How would you like to work for an outfit that has 50 different pension plans? And suppose each plan had a difference cost? And different benefits? And different eligibility requirements? And suppose the apparent cost of those plans is doubling every 10 years but nobody in charge (and some of the people in charge don't kown they are in charge) has any idea what future costs will be or who will pay them?

Well, if you are old enough to read this without too much help, the odds are you already work for that outfit, one way or another, or soon will. And for the rest of your life. We are, of course, talking about the U.S. government.

Congress will get a devastating report today from the General Acounting Office - which doesn't miss much - on the status of the federal retirement system. In a nutshell, GAO says the pension program is a patchwork well, in a sea of red ink. GAO's auditors didn't get that emotional in their report, but that is about what they meant.

GAO went into seven of the government's pension plans ranging from the one used to finance present and future benefits for 8.1 million federal civil servants and military personnel to the system used to take care of the golden years of 13 retired U.S. Tax Court Judges.

Congress, at different times and from different committees, created the hodge-podge of retirement systems that paid out $15.6 billion last year, and have future obligations of $320 billion with only $44 billion in the bank to cover them.

The GAO says the systems are so different and so complicated that nobody in government, or Congress, knows what is happening to them or is doing anything to find out what is happening.

Each of the system GAO looked at has its own financing program, different age and service requirements and different benefits.

Some federal workers pay more, work longer and get less from their pension fund than others. Some get the benefits of Social Security while others are specifically barred from it.

Judges and military personnel pay nothing toward pensions, the GAO said, while federal and postal workers contribute 7 per cent and the taxpayers match it with another 7 per cnet. Tennessee Valley Authority employees, who get checks from Uncle Sam, have the same pension benefits as other government workers but pay 1 per cent less.

Widows under some federal pension systems do rather well financially, while other systems make little provision for survivor annuiti+es or for minor children.

Both Congress and the American public have been misled, GAO says, by unrealistically low cost estimates of federal pension programs. Most agencies themselves do not know what their status is, since pensions are the sort of thing put into the "future" file, for somebody else to worry about, later on.

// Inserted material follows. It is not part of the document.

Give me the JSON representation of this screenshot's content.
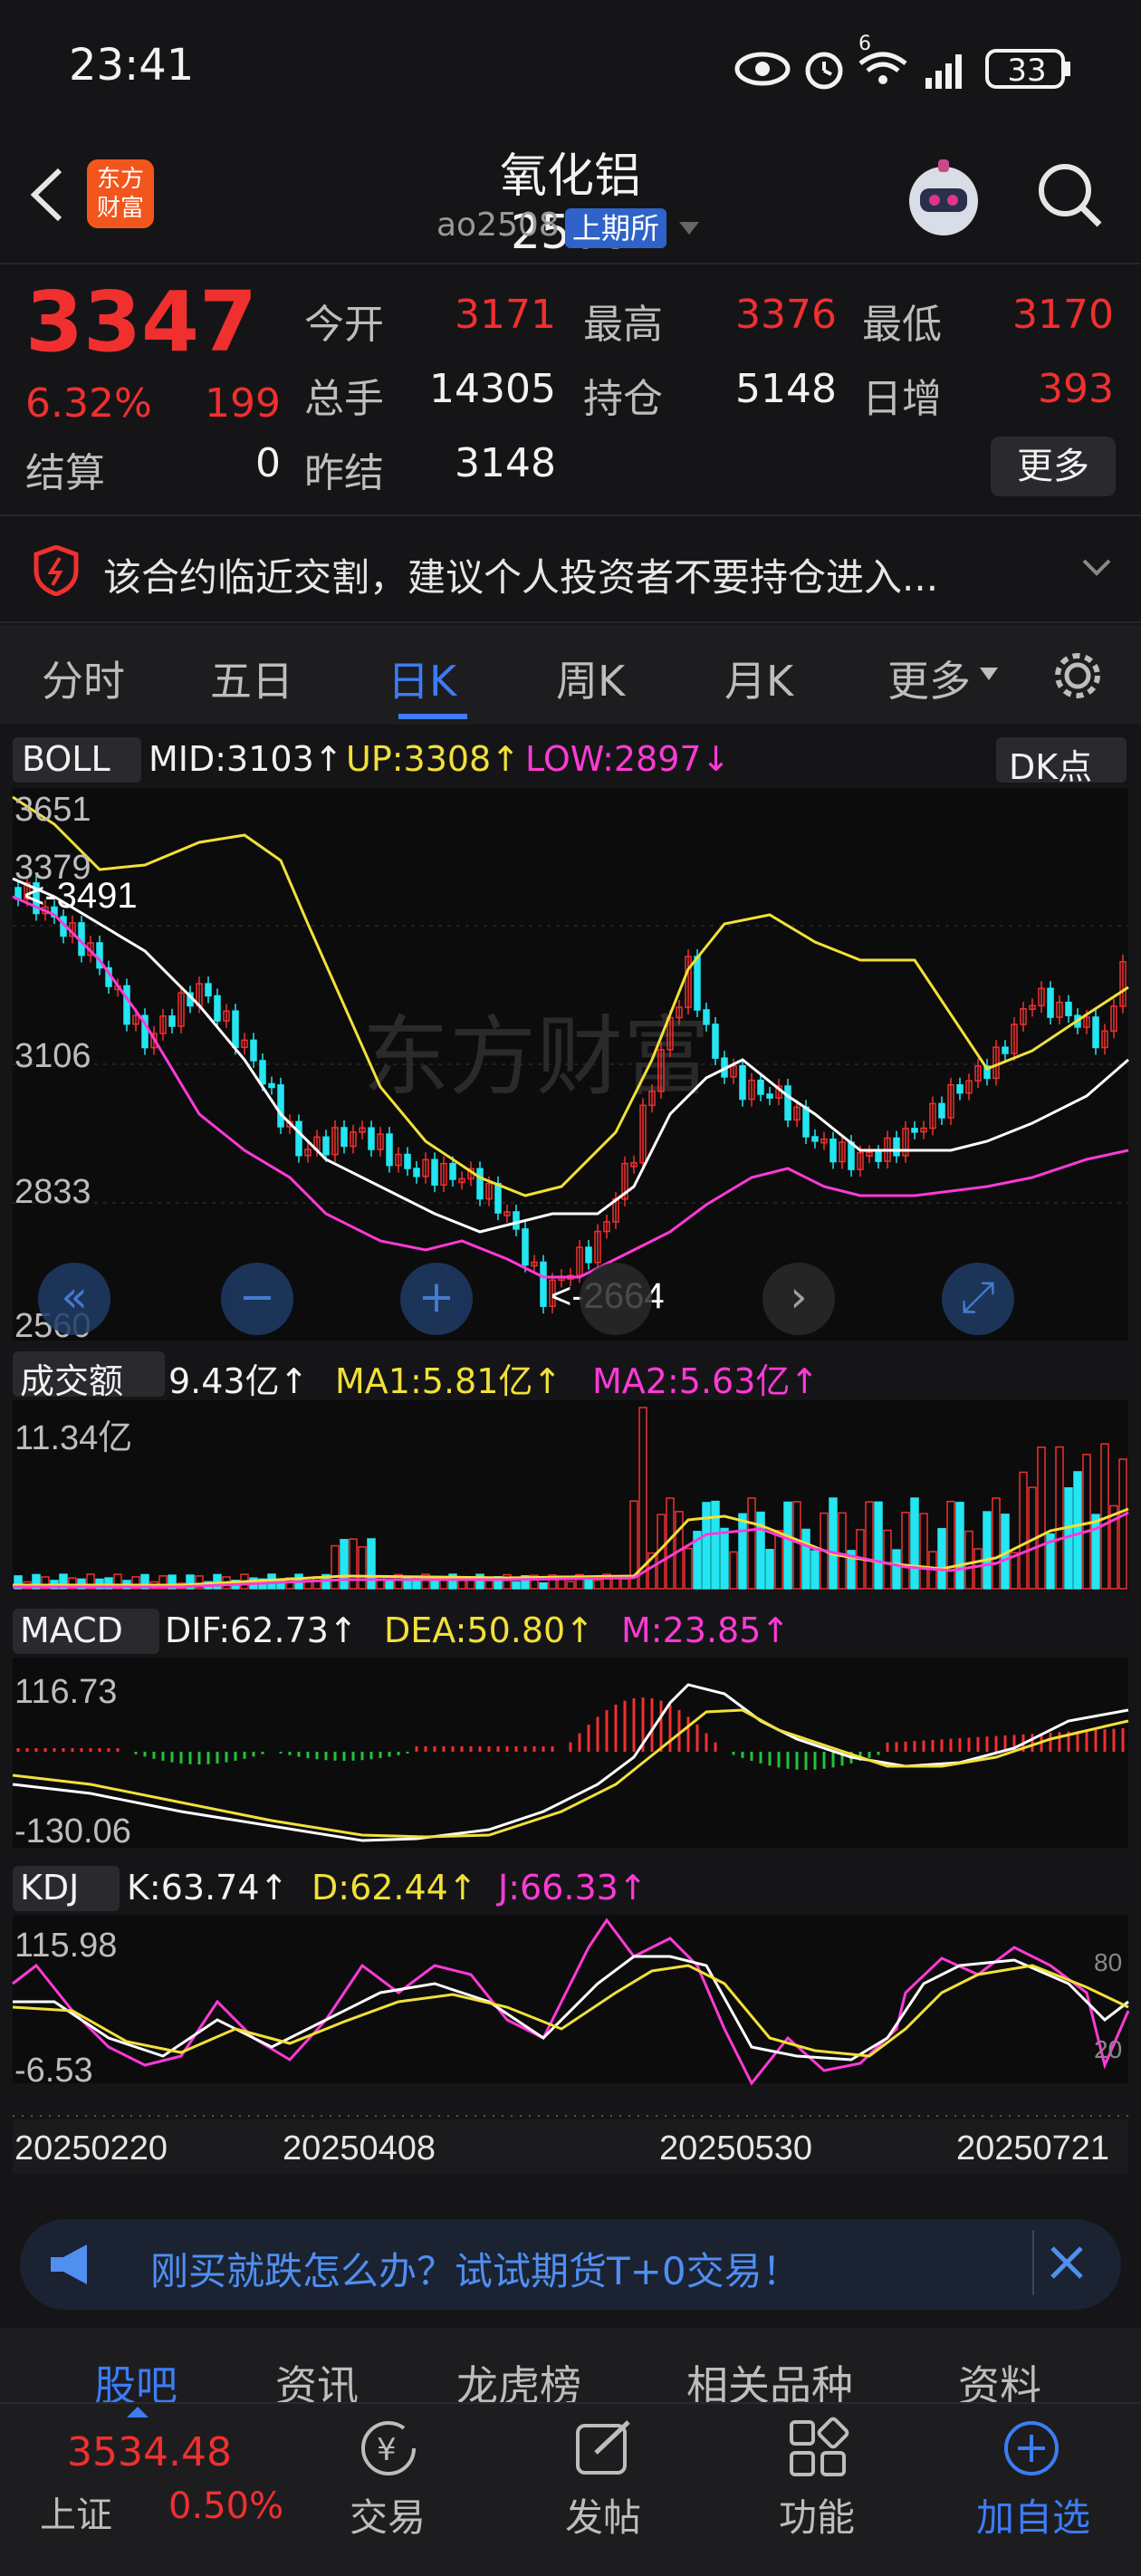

Because COngress has little or no idea of present federal retirement costs, GAO warned, it has liberalized benefits in the past without any thought of what they will cost, or how they will be paid for. GAO said that in the civil service system (second only to the military in number of persons covered) the true cost of pensions being earned by present workers is $7 billion more than Congress or the White House has budgeted for.

GAO believes that somebody in Congress ought to centralize jurisdiction over the various pension systems, and that Congress and federal agencies should begin figuring the impact of inflation and pay raises, as well as liberalized benefits including early retirement, and do it soon.

Although civil service pensions are considered among the best in the country - for any group of works - some employees get a better deal than others.

After 30 years of service, for example, a government executive or postal clerk can get a pension equal to about 56 per cent of salary, with regular (twice yearly) cost of living adjustments. A military retiree after 30 years of service would get 75 per cent of pay and a federal judge could get 100 per cent of pay with only half that amount of service time.

GAO doesn't recommend that everybody in government be under the same system. But it does think Congress ought to be aware of the differences, and the costs, while there is still time to get a handle on future costs.

Allie B. Latimer is in line to be the new general counsel at General Services Administration. She had been deputy at the National Aeronautics and Space Administration, and before that had spent 20 years with GSA. The job is a Grade 18 ($47,500), and she would be the highest ranking woman at GSA, and one of the top-ranking black women in government.